ANNUAL COSTS (excluding utilities):
$3,050 * 12 = $36,600
HOA: $623 *12 = $7476
property tax: $6,044
maintenance: $300 * 12 = $3,600
inflation-adjusted appreciation: $0 (no appreciation beyond inflation)
Let's assume for now that these numbers are constant in real terms. So rents and housing costs in Seattle will keep pace with inflation.
So what plunking down $805,000 for this condo buys you is a saving of $36,600 - $17,620 = $18,980
per year. That's a tax-free real return of $18,980/$805,000 = 2.4%
. That's pretty darn good for a safe asset. I claimed in my original post that owning your home is safer than holding stocks and nominal bonds, and comparable more to holding inflation indexed treasuries (TIPS). 30 year TIPS right now yields a bit less than 1% real. Compared to that, a 2.4% real yield is really good. And remember, this is what you get with no real appreciation in housing in Seattle! I think that's pretty unlikely in the long term in a city that's seeing growth. If instead you assume .5% or 1% real appreciation, the real return jumps to 2.9%
. That becomes pretty amazing for a safe asset! I don't think you can find that anywhere else.
If you have run out of tax-shielded space, owning a home is a no-brainer (as long as it's the right fit). But if, like THY4373, the alternative to parking money in home equity is also tax-shielded, the race gets tighter. Still, based on the numbers above, I think it would be very hard to find a safe asset that can match the rate of return on home ownership--even assuming zero real appreciation!

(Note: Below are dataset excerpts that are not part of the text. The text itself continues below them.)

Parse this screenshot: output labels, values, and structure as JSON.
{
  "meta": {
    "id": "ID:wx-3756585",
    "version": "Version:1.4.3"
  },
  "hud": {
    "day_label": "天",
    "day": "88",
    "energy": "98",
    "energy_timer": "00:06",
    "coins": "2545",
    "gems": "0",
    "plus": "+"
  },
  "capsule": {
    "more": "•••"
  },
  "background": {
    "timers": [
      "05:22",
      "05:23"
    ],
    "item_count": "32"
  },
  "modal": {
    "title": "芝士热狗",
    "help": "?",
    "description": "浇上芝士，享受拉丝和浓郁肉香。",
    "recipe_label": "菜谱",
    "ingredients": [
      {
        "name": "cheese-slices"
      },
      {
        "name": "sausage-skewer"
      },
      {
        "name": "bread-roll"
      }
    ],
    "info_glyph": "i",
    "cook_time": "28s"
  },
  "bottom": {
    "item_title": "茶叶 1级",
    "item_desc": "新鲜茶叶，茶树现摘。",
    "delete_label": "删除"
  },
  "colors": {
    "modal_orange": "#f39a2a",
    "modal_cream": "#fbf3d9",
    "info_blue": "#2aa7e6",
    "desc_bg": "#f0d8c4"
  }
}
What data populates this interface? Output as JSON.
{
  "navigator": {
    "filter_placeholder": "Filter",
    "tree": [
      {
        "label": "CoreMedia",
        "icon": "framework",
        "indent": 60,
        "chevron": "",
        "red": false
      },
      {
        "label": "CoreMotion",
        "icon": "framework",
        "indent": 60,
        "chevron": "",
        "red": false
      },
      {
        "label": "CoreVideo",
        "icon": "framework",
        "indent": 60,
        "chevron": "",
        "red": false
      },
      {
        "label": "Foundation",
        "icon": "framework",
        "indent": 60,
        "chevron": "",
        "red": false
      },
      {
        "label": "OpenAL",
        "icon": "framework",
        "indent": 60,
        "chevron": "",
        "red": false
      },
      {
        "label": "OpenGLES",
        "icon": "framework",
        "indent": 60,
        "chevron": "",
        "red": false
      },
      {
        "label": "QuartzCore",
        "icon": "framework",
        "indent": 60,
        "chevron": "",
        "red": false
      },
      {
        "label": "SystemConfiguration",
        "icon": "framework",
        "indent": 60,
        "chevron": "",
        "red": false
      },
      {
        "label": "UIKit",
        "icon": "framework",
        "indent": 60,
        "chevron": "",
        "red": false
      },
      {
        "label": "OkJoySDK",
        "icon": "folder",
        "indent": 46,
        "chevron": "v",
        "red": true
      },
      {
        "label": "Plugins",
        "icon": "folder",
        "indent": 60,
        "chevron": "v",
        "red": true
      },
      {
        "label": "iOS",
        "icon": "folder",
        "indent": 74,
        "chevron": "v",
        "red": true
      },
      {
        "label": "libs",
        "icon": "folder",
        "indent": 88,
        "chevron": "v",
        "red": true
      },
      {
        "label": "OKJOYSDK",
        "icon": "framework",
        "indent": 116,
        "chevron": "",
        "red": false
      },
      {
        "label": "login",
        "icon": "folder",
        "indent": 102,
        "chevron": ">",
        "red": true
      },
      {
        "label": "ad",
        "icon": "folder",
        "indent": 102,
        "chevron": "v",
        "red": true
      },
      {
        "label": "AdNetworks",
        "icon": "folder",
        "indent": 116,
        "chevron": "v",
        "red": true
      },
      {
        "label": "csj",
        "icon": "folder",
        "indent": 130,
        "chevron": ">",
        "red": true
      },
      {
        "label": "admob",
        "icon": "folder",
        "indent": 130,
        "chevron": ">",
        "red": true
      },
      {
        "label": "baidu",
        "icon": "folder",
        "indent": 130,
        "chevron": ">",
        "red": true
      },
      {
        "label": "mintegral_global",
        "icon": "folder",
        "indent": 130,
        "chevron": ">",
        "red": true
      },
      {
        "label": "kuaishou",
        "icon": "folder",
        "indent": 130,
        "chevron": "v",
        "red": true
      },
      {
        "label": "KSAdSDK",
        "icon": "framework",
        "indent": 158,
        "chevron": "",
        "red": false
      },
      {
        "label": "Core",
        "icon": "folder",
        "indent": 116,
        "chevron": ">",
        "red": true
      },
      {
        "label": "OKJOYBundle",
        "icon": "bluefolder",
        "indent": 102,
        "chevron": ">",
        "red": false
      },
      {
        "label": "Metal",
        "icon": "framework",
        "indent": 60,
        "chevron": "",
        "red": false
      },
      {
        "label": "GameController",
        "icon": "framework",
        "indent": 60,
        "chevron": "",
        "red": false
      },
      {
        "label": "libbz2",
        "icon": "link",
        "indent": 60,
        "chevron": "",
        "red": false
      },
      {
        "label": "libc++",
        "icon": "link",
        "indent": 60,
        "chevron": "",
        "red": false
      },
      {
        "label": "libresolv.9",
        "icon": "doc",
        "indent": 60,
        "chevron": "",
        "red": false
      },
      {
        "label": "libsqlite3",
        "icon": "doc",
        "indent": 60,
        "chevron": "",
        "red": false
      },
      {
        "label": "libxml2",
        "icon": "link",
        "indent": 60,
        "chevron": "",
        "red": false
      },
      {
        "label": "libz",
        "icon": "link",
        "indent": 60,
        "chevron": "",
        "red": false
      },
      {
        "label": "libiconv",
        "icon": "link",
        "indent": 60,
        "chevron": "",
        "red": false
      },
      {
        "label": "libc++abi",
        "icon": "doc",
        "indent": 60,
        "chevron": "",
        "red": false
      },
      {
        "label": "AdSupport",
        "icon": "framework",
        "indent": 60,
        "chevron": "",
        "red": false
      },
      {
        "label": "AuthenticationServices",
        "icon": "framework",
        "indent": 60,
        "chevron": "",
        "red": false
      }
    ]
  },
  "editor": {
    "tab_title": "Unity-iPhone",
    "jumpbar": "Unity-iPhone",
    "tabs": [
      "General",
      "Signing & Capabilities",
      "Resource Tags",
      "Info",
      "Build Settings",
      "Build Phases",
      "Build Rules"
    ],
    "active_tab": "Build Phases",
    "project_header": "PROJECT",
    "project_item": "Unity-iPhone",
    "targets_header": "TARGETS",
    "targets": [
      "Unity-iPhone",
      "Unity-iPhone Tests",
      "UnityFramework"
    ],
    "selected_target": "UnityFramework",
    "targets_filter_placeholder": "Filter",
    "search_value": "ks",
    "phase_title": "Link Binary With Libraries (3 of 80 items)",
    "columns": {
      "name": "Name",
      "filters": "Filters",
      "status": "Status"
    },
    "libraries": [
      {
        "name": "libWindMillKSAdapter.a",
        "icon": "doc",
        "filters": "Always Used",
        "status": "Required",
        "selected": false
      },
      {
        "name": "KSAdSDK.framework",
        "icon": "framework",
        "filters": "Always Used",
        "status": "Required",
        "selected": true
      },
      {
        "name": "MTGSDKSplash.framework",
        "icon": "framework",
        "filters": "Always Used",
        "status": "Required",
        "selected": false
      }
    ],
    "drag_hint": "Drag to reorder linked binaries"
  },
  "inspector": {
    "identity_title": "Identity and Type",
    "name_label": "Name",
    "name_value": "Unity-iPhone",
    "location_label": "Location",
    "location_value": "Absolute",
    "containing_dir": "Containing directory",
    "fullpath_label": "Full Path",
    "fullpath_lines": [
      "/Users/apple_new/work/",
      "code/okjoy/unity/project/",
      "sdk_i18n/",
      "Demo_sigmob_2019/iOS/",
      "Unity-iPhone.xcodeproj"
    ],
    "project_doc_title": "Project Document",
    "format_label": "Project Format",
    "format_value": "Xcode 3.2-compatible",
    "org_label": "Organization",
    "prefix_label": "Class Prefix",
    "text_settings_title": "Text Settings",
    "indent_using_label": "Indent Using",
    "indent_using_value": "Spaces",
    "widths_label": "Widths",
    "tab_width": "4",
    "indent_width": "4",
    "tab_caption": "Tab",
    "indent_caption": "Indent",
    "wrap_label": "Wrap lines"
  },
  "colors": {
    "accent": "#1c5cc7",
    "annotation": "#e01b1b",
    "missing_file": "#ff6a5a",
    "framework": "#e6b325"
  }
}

Note that the example above does not assume a mortgage. The return I calculated is the return from rent savings and potential price appreciation from owning your home free and clear. Most of us have to start out with a mortgage. When you are carrying a mortgage, it might be useful to construct a 100% mortgage scenario. You are somewhere on the spectrum between the 100% mortgage scenario and the 100% free-and-clear scenario. As you pay off the mortgage and build home equity, you are moving from the 100% mortgage end over to the 100% free-and-clear end. As most people know, the mortgage scenario is tax-advantaged as well, and the recent changes in tax laws have put a dent in that. But the tax advantage of the free-and-clear scenario remains unaffected by these changes. It will stay that way unless the US takes the highly unusual step of taxing imputed rent. To my surprise, according to this article
, there actually are five countries in the world that do this, including Switzerland and the Netherlands. But most countries, including the U.S., do not. So what you have now is a stronger reason to speed up the move from the mortgage end to the free-and-clear end -- i.e. pay off the mortgage sooner.